Boycotts and protests – how are people around the world defying Israel?

From Jakarta to San Francisco, hundreds of thousands of people have taken to the streets over the past two months to protest Israel’s ongoing assault on Gaza, which has killed more than 18,700 people, including more than 7,700 children.

According to the Armed Conflict Location & Events Data Project, a nongovernmental organisation specialising in conflict data collection, from October 7 to November 24, there were at least 7,283 pro-Palestine protests that took place in more than 118 countries and territories.Many more have chosen to express their condemnation using their purchasing power, opting to boycott products and services that support Israel, in turn fueling the Boycott, Divestment and Sanctions (BDS) movement that was set up in 2005 by a coalition of Palestinian civil society groups.

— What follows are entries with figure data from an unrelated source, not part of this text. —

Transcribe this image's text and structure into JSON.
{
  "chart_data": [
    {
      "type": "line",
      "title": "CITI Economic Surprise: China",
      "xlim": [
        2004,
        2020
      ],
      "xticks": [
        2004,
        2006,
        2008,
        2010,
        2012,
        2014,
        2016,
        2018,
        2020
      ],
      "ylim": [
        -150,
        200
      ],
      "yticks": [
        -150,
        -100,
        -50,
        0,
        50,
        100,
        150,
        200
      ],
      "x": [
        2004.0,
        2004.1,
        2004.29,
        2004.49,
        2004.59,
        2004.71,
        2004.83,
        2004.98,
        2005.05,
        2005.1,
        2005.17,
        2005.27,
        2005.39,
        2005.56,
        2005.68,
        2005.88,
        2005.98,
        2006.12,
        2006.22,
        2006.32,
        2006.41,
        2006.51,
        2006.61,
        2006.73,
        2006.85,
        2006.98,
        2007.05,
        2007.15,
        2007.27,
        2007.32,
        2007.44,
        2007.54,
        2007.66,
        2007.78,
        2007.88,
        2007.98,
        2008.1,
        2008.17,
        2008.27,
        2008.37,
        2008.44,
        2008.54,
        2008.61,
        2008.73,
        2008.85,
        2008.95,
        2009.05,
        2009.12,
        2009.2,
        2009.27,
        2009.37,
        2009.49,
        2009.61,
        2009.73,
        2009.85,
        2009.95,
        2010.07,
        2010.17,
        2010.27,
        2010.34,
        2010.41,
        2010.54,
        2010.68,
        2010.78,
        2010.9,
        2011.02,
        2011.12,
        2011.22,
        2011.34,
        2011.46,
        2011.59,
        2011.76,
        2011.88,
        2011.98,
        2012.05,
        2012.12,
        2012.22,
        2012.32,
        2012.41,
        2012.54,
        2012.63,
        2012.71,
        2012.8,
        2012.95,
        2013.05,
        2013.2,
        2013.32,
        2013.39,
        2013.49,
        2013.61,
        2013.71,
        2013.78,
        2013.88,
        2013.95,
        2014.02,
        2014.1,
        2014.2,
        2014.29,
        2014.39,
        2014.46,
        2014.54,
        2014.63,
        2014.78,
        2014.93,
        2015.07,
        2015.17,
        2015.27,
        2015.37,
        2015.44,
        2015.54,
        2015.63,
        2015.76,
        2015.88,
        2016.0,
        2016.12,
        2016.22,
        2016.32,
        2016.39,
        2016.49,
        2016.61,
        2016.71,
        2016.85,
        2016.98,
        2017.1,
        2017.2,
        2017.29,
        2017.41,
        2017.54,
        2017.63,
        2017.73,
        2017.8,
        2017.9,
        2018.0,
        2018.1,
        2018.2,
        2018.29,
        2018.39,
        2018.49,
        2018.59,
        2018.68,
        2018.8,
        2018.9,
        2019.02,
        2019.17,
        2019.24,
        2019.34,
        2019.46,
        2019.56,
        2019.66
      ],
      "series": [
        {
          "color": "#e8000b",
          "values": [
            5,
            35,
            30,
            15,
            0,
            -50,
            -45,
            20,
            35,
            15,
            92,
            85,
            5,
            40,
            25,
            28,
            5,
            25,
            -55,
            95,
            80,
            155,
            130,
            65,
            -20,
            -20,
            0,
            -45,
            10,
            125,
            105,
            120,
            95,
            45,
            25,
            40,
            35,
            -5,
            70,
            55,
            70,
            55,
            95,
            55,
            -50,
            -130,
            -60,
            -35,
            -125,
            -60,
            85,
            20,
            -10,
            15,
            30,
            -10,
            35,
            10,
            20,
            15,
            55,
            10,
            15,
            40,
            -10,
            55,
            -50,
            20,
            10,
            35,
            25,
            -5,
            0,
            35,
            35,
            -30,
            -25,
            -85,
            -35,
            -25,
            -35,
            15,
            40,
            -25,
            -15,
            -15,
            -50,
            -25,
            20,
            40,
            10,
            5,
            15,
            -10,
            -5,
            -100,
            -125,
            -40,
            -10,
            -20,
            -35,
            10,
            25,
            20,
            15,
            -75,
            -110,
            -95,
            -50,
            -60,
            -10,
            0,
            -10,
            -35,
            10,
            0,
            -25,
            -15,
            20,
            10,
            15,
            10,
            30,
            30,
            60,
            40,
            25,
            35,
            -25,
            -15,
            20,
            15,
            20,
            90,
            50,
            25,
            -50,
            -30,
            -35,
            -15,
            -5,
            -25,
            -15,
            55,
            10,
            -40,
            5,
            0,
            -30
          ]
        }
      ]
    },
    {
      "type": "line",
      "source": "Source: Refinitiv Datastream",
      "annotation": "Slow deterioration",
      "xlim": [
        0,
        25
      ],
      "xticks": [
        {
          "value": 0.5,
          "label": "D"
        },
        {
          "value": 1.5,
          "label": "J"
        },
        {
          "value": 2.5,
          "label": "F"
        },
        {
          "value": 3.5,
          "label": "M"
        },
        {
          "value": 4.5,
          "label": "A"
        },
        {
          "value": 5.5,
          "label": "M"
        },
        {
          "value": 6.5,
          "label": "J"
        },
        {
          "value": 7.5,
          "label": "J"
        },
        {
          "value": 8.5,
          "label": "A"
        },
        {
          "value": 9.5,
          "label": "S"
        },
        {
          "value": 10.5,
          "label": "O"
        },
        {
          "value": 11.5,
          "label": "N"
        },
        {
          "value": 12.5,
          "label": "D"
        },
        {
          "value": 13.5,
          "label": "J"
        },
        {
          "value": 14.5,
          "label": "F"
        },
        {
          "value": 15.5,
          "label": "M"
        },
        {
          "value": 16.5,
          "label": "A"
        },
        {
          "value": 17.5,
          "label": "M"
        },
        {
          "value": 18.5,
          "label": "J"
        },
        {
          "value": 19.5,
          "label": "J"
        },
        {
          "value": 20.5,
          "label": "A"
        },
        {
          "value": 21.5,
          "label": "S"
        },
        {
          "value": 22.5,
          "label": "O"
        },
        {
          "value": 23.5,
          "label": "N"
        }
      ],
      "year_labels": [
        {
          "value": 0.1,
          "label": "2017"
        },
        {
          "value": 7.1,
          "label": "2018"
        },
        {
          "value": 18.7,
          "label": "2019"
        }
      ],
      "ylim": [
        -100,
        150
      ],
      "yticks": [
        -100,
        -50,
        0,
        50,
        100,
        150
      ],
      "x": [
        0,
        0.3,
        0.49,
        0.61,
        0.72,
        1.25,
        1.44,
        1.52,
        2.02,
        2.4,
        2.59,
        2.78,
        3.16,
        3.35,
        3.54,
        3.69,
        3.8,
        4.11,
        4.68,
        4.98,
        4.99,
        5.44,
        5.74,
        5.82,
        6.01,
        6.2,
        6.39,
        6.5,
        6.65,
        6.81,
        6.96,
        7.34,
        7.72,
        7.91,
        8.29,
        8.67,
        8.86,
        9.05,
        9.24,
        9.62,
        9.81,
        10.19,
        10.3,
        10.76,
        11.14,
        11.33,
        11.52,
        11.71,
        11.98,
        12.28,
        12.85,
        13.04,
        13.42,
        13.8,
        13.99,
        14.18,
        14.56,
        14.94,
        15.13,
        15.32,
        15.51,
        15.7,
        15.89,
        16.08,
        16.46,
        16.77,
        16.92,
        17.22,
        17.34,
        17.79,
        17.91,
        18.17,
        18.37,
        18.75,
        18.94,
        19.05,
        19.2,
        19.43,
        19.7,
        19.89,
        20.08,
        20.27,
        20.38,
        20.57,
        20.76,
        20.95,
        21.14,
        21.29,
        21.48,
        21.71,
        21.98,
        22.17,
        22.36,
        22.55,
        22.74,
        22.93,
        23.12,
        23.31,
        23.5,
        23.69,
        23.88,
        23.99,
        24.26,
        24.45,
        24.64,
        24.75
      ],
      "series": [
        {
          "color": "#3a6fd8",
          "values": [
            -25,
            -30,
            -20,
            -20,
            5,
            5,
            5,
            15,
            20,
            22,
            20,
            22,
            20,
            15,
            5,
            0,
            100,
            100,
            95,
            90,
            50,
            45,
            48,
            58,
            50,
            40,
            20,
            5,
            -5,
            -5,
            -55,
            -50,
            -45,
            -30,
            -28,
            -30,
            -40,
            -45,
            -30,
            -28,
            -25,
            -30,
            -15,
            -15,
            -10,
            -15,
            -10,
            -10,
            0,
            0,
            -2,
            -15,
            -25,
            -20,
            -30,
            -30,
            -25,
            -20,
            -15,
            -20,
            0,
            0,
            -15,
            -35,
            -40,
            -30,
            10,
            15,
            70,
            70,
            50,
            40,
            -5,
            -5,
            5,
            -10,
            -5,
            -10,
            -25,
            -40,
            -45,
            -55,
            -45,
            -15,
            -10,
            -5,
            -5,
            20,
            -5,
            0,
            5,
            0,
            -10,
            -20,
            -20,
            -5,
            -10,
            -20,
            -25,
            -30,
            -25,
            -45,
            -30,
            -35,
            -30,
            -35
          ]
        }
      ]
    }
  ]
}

Censoring voices on campus

In the United States, students at several universities, including Columbia University in New York City, have said their attempts to speak out against Israel’s bombardment of Gaza have met intimidation and censorship.

“I think being at a school at Columbia that has so much global power, I felt the need to act. And also, I just think that this issue is one that connects so many other ones where we see police violence, settler colonialism, these issues that are so important in America as well,” said Daria Mateescu, a law student at Columbia University.

Mateescu, 25, is a first-generation Romanian American who leads the Columbia University Apartheid Divest student group, a coalition of about 80 student organisations that see Palestine as the vanguard for collective liberation of the marginalised.

She said she and her peers feel the university is not listening to student voices calling for divestment from Columbia’s Tel Aviv campus, which Palestinians and Arabs cannot attend; reaffirmation of free speech on campus; and reinstatement of two student groups –  Students for Justice in Palestine and Jewish Voice for Peace (JVP) – that were suspended by the university in November.

Mateescu said that in addition to protests on and off campus, members of the community are making consumer choices tied to what they believe.

“People are really respecting the targeted boycotts for places like McDonald’s or Starbucks … ‘We don’t buy from these places.’ That’s incredible to hear,” she told Al Jazeera.

Across the Atlantic in the United Kingdom, a group of students at the University of York have also been holding events to raise awareness about the events in Palestine.

The students requested their identities be concealed due to the backlash for publicly supporting Palestine.

“I do find that a lot of people don’t want to take a stance on it and are sort of sitting in the middle and a lot of people that I know don’t really understand what’s going on very much because there’s quite a lot of misinformation. I would say it’s your duty to uplift voices that aren’t necessarily being heard,” one of the society members said.

“I think for me to take the small action of not buying a coffee at a certain chain, it’s very easy to take small actions to make sure that there’s less money being directed towards violence,” she said, explaining the steps she is taking.

Another member said they are focused on educating people who may not be equipped with information to form an opinion on the conflict and the conditions of the Palestinian people.